Modelo extractivista.

 

El cierre o achicamiento de empresas emblemáticas como SanCor, FATE, Whirlpool, Canale y tantas otras, refleja un cambio en la matriz productiva, que deja así de ser un país industrial para convertirse en un mercado consumidor dependiente de bienes importados, en un retroceso que nos lleva a una reprimarización de la economía.

 

Es volver a ser el “granero del mundo” del que se enorgullecían las clases oligárquicas de principios del siglo pasado, pero ahora no con granos sino con hidrocarburos, minerales, litio y tierras raras.

 

Detrás del desmantelamiento industrial emerge el verdadero modelo económico facho-libertario: una Argentina especializada en exportar recursos naturales y en proveer materias primas a las grandes potencias y corporaciones transnacionales.
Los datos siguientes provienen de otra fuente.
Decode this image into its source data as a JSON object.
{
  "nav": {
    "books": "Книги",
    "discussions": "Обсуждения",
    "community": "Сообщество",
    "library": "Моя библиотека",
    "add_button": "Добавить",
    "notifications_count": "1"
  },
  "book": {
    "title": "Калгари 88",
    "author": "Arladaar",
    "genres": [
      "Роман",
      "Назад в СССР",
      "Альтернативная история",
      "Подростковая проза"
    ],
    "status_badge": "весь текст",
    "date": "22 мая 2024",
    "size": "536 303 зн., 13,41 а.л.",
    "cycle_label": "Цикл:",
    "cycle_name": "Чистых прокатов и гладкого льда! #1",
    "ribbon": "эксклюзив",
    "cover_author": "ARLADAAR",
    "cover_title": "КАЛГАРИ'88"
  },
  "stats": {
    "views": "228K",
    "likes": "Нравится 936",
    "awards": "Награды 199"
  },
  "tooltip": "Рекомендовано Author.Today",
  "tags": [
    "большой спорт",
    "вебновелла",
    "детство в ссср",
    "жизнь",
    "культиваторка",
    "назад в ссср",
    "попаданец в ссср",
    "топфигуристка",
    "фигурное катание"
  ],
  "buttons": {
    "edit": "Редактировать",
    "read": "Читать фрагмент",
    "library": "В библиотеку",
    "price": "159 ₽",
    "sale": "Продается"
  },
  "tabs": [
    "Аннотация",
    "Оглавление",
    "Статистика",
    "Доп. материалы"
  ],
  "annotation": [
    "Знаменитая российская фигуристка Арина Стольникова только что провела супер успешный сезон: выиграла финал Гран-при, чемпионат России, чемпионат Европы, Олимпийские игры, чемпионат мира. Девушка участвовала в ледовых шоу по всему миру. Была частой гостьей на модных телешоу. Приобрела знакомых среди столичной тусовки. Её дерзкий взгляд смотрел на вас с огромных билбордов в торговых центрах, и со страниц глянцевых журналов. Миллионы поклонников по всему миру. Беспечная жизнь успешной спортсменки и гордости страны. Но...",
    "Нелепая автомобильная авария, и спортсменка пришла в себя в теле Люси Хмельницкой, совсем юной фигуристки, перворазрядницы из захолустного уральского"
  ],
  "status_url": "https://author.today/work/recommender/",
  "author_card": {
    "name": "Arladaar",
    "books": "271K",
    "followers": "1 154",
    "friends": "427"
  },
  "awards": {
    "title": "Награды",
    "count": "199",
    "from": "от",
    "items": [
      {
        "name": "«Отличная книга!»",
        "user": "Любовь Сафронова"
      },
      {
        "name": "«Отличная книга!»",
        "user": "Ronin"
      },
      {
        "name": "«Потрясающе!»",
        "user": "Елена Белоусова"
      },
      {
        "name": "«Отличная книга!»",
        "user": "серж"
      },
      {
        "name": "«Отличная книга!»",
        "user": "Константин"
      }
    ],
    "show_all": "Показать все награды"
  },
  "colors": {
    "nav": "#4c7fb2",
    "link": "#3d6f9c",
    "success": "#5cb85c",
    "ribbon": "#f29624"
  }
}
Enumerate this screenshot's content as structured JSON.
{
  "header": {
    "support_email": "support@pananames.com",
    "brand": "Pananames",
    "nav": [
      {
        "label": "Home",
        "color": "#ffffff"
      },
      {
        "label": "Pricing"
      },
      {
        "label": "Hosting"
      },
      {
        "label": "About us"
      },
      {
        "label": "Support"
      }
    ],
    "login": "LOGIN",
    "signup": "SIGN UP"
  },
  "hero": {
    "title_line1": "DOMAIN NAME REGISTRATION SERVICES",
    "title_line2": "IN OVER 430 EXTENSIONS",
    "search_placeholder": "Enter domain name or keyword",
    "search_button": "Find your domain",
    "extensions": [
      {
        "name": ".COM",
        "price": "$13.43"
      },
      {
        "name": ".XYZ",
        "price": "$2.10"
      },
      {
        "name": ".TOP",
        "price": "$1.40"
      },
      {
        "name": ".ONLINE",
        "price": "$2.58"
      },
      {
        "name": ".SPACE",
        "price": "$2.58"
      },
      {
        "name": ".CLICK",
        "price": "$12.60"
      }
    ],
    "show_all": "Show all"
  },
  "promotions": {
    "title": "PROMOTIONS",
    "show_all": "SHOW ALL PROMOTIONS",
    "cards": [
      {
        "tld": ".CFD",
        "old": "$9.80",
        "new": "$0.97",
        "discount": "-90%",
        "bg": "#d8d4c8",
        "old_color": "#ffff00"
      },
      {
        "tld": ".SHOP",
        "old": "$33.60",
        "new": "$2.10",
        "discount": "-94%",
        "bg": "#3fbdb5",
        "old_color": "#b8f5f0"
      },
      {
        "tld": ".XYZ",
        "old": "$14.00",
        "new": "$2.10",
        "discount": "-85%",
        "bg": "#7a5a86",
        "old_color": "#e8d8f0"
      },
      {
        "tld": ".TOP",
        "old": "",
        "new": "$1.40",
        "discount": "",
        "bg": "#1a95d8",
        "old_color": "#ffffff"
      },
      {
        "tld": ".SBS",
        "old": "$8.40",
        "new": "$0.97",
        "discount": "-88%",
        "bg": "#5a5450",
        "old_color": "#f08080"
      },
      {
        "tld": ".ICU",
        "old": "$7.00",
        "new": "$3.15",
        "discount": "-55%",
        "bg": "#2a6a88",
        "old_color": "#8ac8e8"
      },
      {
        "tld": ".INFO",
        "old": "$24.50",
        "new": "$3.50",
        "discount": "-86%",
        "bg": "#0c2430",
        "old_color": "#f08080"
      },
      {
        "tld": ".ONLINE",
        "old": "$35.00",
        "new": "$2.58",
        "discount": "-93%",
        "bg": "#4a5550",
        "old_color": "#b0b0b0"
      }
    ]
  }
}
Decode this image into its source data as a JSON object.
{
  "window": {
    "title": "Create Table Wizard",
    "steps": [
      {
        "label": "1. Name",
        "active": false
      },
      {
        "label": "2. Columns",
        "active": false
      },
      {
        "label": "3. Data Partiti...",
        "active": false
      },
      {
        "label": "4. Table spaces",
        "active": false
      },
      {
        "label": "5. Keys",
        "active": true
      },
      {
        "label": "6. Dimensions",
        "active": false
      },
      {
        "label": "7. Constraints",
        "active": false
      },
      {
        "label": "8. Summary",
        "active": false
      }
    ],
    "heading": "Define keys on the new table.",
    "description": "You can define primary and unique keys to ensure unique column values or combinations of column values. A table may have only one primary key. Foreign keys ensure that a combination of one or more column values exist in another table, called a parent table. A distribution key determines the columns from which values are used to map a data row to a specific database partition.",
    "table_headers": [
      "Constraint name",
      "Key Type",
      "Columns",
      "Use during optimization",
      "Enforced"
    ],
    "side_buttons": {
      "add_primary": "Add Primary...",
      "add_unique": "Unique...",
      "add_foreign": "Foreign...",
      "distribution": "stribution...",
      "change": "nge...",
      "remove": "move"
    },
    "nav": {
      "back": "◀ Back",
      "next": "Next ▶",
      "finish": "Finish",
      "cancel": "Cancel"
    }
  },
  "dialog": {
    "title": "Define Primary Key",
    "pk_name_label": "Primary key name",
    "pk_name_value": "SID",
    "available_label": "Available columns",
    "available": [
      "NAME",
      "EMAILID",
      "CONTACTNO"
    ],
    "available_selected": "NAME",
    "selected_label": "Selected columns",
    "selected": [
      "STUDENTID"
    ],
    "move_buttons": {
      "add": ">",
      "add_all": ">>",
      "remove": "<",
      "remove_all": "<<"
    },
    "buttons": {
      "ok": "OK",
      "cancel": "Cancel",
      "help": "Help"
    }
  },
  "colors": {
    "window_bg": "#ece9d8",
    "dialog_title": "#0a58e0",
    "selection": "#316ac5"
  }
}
Milei no tiene como centro el trabajo industrial ni el desarrollo científico-tecnológico, sino el extractivismo.

 

La apuesta oficial se concentra en Vaca Muerta, la megaminería metalífera, el litio y otros emprendimientos destinados a abastecer mercados externos. Se generan enormes rentabilidades para grandes grupos económicos, pero muy pocos puestos de trabajo en comparación con la industria manufacturera. Mientras una Pyme industrial puede emplear decenas o cientos de trabajadores por unidad productiva, los megaproyectos extractivos requieren una cantidad reducida de personal una vez finalizada la etapa de construcción.

 

A ello se le suma el altísimo costo ambiental, pues la expansión minera y la explotación intensiva de hidrocarburos demandan enormes cantidades de agua y generan impactos sobre ecosistemas débiles y comunidades locales. En provincias afectadas por la escasez hídrica, la disputa por el agua ya forma parte de la vida cotidiana. Lo que para las corporaciones aparece como una oportunidad de negocios, para muchas poblaciones significa contaminación, pérdida de recursos naturales y deterioro de las condiciones de vida.

 

El Régimen de Incentivo para Grandes Inversiones (RIGI), apoyado alegremente por gobernadores de provincias “beneficiadas” con estas inversiones, vino a cristalizar este modelo, orientado a multinacionales. Mientras miles de pequeñas y medianas empresas nacionales enfrentan tarifas crecientes, caída del consumo y competencia desleal de productos importados, las grandes corporaciones extractivistas reciben beneficios fiscales, cambiarios y regulatorios extraordinarios.

 

Por ello, frente a la Argentina de 1910, que tanto extraña Milei, exportadora de materias primas, subordinada a los intereses del capital trasnacional y dedicada a la exportación de petróleo, gas litio y minerales, se hace necesario levantar otro modelo de país, que ponga en el centro el desarrollo industrial de carácter nacional, con un Estado presente, integración territorial, desarrollo tecnológico propio y pleno empleo, de calidad y derechos laborales.